Most of the pure waiting in the job will be for replication (the throttling just makes the worker request finish and the slot go to another wiki). It seems worth considering to just use that setting.
The batch size is already configurable, that was deployed a few weeks go. The relevant setting is WikiPageUpdaterDbBatchSize.
This seems to be insufficient though, since WikiPageUpdater triggers three kinds of jobs with very different batch size.

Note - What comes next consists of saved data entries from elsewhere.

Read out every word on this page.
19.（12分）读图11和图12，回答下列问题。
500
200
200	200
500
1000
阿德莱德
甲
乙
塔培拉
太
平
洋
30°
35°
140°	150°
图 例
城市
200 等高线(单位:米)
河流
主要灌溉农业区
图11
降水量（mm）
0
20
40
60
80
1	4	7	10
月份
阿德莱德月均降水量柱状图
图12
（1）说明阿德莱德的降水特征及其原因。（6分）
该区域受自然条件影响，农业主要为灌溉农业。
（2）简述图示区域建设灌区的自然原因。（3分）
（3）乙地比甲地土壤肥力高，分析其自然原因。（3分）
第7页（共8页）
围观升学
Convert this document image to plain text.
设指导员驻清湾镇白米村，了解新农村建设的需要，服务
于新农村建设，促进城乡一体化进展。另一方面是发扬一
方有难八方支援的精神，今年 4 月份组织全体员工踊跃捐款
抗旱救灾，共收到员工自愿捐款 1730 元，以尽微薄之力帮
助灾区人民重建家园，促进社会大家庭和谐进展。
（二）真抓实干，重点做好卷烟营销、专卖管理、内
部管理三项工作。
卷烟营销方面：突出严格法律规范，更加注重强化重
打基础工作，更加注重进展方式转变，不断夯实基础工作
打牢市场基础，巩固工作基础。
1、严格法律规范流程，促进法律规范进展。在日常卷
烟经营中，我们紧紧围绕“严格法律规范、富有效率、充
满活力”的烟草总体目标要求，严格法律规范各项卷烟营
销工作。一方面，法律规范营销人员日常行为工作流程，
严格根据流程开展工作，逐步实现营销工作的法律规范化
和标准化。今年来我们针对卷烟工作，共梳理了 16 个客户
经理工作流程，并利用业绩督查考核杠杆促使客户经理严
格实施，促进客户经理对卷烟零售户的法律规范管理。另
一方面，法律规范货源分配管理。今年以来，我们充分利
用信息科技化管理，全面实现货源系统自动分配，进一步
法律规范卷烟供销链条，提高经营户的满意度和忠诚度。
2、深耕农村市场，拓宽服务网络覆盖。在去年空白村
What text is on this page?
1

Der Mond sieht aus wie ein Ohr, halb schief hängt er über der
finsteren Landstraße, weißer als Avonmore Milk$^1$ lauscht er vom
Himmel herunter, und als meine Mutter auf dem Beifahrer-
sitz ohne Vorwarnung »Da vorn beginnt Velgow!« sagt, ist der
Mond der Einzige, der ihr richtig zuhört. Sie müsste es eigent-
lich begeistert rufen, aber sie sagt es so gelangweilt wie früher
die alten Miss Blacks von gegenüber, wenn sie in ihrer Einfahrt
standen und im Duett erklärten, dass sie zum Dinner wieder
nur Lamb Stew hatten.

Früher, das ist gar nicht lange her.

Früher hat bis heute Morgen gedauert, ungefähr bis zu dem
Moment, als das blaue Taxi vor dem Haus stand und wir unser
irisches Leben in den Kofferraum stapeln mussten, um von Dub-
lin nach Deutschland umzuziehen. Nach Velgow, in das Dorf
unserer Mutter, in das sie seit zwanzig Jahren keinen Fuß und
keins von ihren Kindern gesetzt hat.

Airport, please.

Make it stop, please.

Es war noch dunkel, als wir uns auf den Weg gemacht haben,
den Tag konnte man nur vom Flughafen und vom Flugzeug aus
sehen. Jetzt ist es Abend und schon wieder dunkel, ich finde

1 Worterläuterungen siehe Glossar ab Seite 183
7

For this reason, I made https://gerrit.wikimedia.org/r/#/c/377046/ as requested by Giuseppe.
The three job types are:
- InjectRCRecordsJob - this could probably use $wgUpdateRowsPerQuery, since it just inserts rows; but currently, we run a query for each change, checking for duplicates. We could a) stop doing that b) batch that c) have a separate setting, so we can tweak batch size
- UpdateHtmlCacheJob - updates page_touched, and sends purge requests to CDN. Could also use $wgUpdateRowsPerQuery, if we consider cost of CDN purges to be negligible.
- RefreshLinksJob - parses pages and triggers potentially large updates to various links tables. Should have a separate setting, or even no batching at all, to improve deduplication. This job being slow was the reason for the hotfix.
We could have the first two settings default to $wgUpdateRowsPerQuery, if we want the ability to tweak them if needed, but want to go with $wgUpdateRowsPerQuery initially.